The BYT Interview: Bridget Arsenault and Fatima Martinez-Moxon

This month, we point our pens at the film club's founders...
 

How did the two of you meet? 
Fatima: I had wanted to organise a film screening for about two years but something would always keep coming up that stopped me, until one day I said: enough I am going to do it! - but I didn’t know where to start. Then I remembered I had been invited to a film screening by Vanity Fair so I thought of giving them a call to get the manual on “How To Screen A Film". I was put through to Bridget, who I then found out had organised the screening I attended. I told her about my plans, she kept asking questions and I just wanted to get the manual! We decided to meet in person, and the rest is history.


How did the idea for the film club come about?
Bridget: That's a loaded question! It came about in a round about way. Fatima and I hosted a screening of the documentary Mary and Bill at The May Fair hotel. We did it for fun, and out of our love of the film, with the intention of it being a one-off event. We even donated all of the money raised from ticket sales to the director of that film. After that event two unexpected things happened. Firstly, we kept getting asked, by people who attended, when our "next event” was. And we met two filmmakers that night who approached us about working with them to screen one of their films. Our heads filled with ideas, we started to think that perhaps we really had a good idea on our hands. We went back and met with all of the brands who had supported us from the beginning, put together a proposal, and in December 2013 we officially registered The Bright YoungThings Film Club as a company.

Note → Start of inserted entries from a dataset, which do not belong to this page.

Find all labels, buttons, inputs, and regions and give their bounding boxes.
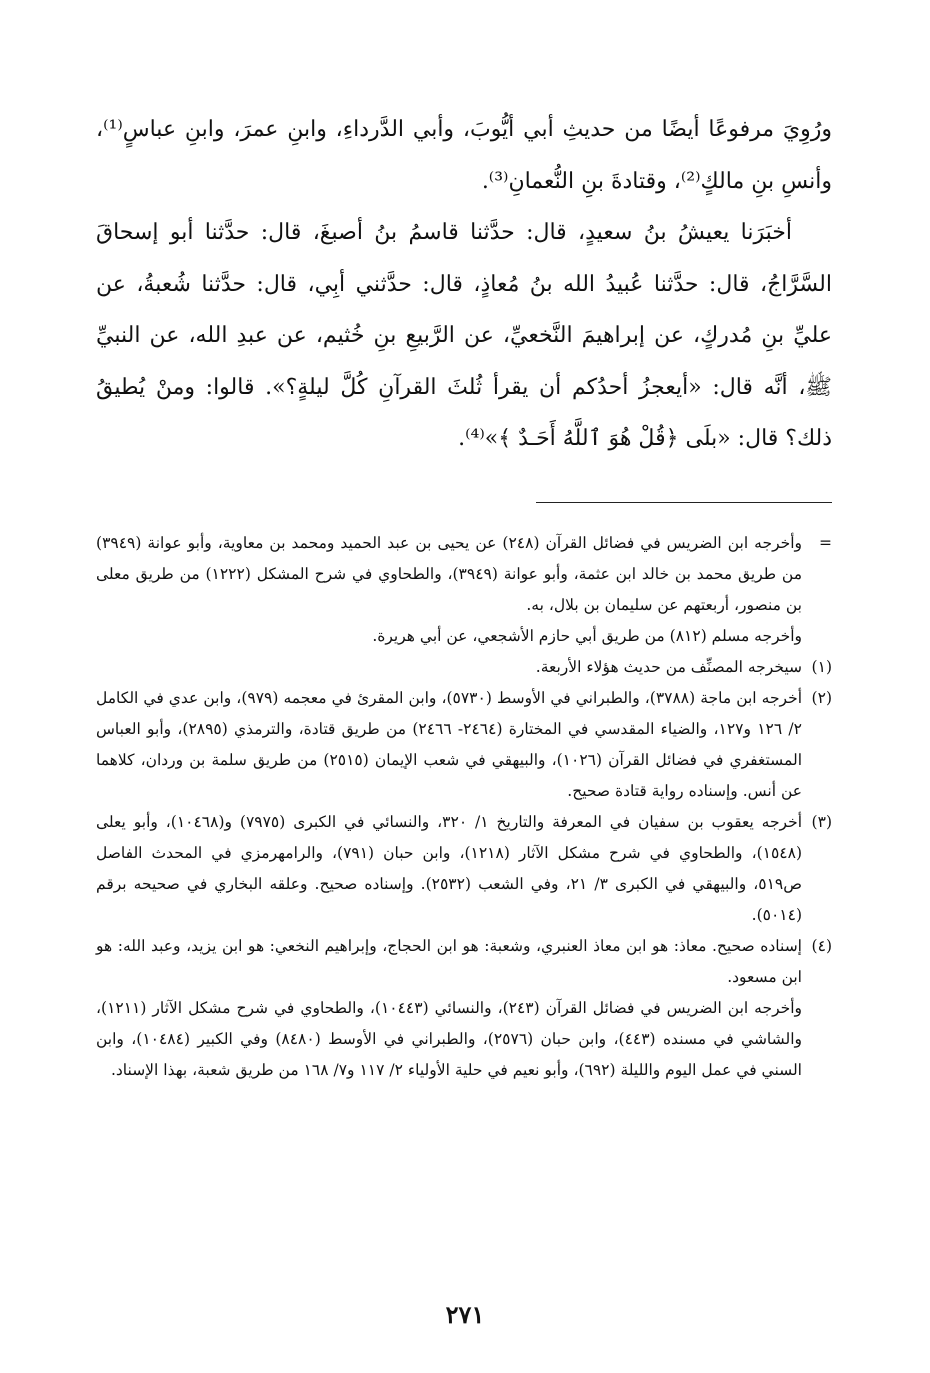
footnote-divider [536,502,832,503]
footnote-4 [96,931,832,1086]
footnote-marker: (٣) [811,813,832,831]
main-paragraph-1: ورُوِيَ مرفوعًا أيضًا من حديثِ أبي أيُّوبَ، وأبي الدَّرداءِ، وابنِ عمرَ، وابنِ عباسٍ⁽¹⁾، وأنسِ بنِ مالكٍ⁽²⁾، وقتادةَ بنِ النُّعمانِ⁽³⁾. [96,117,832,194]
footnote-line: أخرجه ابن ماجة (٣٧٨٨)، والطبراني في الأوسط (٥٧٣٠)، وابن المقرئ في معجمه (٩٧٩)، وابن عدي في الكامل ٢/ ١٢٦ و١٢٧، والضياء المقدسي في المختارة (٢٤٦٤- ٢٤٦٦) من طريق قتادة، والترمذي (٢٨٩٥)، وأبو العباس المستغفري في فضائل القرآن (١٠٢٦)، والبيهقي في شعب الإيمان (٢٥١٥) من طريق سلمة بن وردان، كلاهما عن أنس. وإسناده رواية قتادة صحيح. [96,689,802,800]
page-number: ٢٧١ [445,1300,485,1329]
footnote-2 [96,683,832,807]
footnote-line: أخرجه يعقوب بن سفيان في المعرفة والتاريخ ١/ ٣٢٠، والنسائي في الكبرى (٧٩٧٥) و(١٠٤٦٨)، وأبو يعلى (١٥٤٨)، والطحاوي في شرح مشكل الآثار (١٢١٨)، وابن حبان (٧٩١)، والرامهرمزي في المحدث الفاصل ص٥١٩، والبيهقي في الكبرى ٣/ ٢١، وفي الشعب (٢٥٣٢). وإسناده صحيح. وعلقه البخاري في صحيحه برقم (٥٠١٤). [96,813,803,924]
footnote-line: وأخرجه مسلم (٨١٢) من طريق أبي حازم الأشجعي، عن أبي هريرة. [372,627,802,645]
footnote-marker: (٢) [811,689,832,707]
footnote-marker: (٤) [811,937,832,955]
footnote-1 [96,652,832,683]
main-text [96,104,832,465]
footnote-line: وأخرجه ابن الضريس في فضائل القرآن (٢٤٣)، والنسائي (١٠٤٤٣)، والطحاوي في شرح مشكل الآثار (١٢١١)، والشاشي في مسنده (٤٤٣)، وابن حبان (٢٥٧٦)، والطبراني في الأوسط (٨٤٨٠) وفي الكبير (١٠٤٨٤)، وابن السني في عمل اليوم والليلة (٦٩٢)، وأبو نعيم في حلية الأولياء ٢/ ١١٧ و٧/ ١٦٨ من طريق شعبة، بهذا الإسناد. [96,999,802,1079]
footnote-continuation [96,528,832,652]
footnote-line: سيخرجه المصنِّف من حديث هؤلاء الأربعة. [535,658,802,676]
footnote-line: وأخرجه ابن الضريس في فضائل القرآن (٢٤٨) عن يحيى بن عبد الحميد ومحمد بن معاوية، وأبو عوانة (٣٩٤٩) من طريق محمد بن خالد ابن عثمة، وأبو عوانة (٣٩٤٩)، والطحاوي في شرح المشكل (١٢٢٢) من طريق معلى بن منصور، أربعتهم عن سليمان بن بلال، به. [96,534,802,614]
footnote-marker: (١) [811,658,832,676]
footnote-3 [96,807,832,931]
main-paragraph-2: أخبَرَنا يعيشُ بنُ سعيدٍ، قال: حدَّثنا قاسمُ بنُ أصبغَ، قال: حدَّثنا أبو إسحاقَ السَّرَّاجُ، قال: حدَّثنا عُبيدُ الله بنُ مُعاذٍ، قال: حدَّثني أبِي، قال: حدَّثنا شُعبةُ، عن عليِّ بنِ مُدركٍ، عن إبراهيمَ النَّخعيِّ، عن الرَّبيعِ بنِ خُثيم، عن عبدِ الله، عن النبيِّ ﷺ، أنَّه قال: «أيعجزُ أحدُكم أن يقرأ ثُلثَ القرآنِ كُلَّ ليلةٍ؟». قالوا: ومنْ يُطيقُ ذلك؟ قال: «بلَى ﴿قُلْ هُوَ ٱللَّهُ أَحَـدٌ ﴾»⁽⁴⁾. [96,220,832,451]
footnotes [96,528,832,1086]
footnote-line: إسناده صحيح. معاذ: هو ابن معاذ العنبري، وشعبة: هو ابن الحجاج، وإبراهيم النخعي: هو ابن يزيد، وعبد الله: هو ابن مسعود. [96,937,802,986]
footnote-marker: = [819,534,832,552]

You're stranded on a desert island with only three films. Which do you choose?
Fatima: In The Mood for Love: For introspection. The story is magnetic and poetic and emotionally resonant; it’s visually stunning and the soundtrack is incredible.
The Goonies: For a happy ending and to make me feel good. I love those coming-of-age films from the 80's. Full of adventure, friendship, geeky characters and supernatural circumstances.
Dumb and Dumber: If I am on a desert island I need something to make me laugh and get my mind off ofthings, right? 

Bridget: A League of Their Own: It's funny, feel good and has a strong dose of feminism.
Kids: It was a seminal film when I was growing up and just never gets old.
Annie Hall: Great script, great character: a pretty perfect film.


Who is your dream Q+A subject, dead or alive?
Fatima: Tough one! If we’re talking about film, I'd choose Guillermo del Toro. There is a child’s fascination with the supernatural that infuses his early work, I find it captivating. He uses fairy-tales as powerful symbols to describe the human condition.  I’d love to ask him how he creates imaginary worlds and how living abroad changed his perspective and impacted his work.
Bridget: I'm an SNL junkie. When they get it right, I think there's no one doing political and social comedy in the same league. I would love to interview Lorne Michaels, but in the old school way where you shadow the person for a couple weeks, integrate yourself into their world, ingratiate yourself with their friends and colleagues, like Meryl Streep in Adaptation (without the hallucinogenic drugs). I would love to know how he's stayed so sharp and fresh for so many years. That's someone who knows how to reinvent the wheel. 
 

What's been your favourite thing about running the Film Club so far?
Bridget: The people! The people we have met and worked with. Both those who attend the events and help us at the events, our sponsors and the filmmakers, many of whom I now consider to be friends. I have always been someone who finds inspiration in others and I love meeting and surrounding myself with talented people. The film club is like a petri dish of talent. 
FatimaI agree with Bridget, it’s the people. We’ve met wonderful people and the only reason our paths have crossed is because of the film club. It’s also incredibly exciting to come across these amazing films that you just want the world to see. You’ve just finished watching one of them and you think, "OK what do we have to do to make sure people find out about itcome and see it and tell their friends." Scary, but worth it!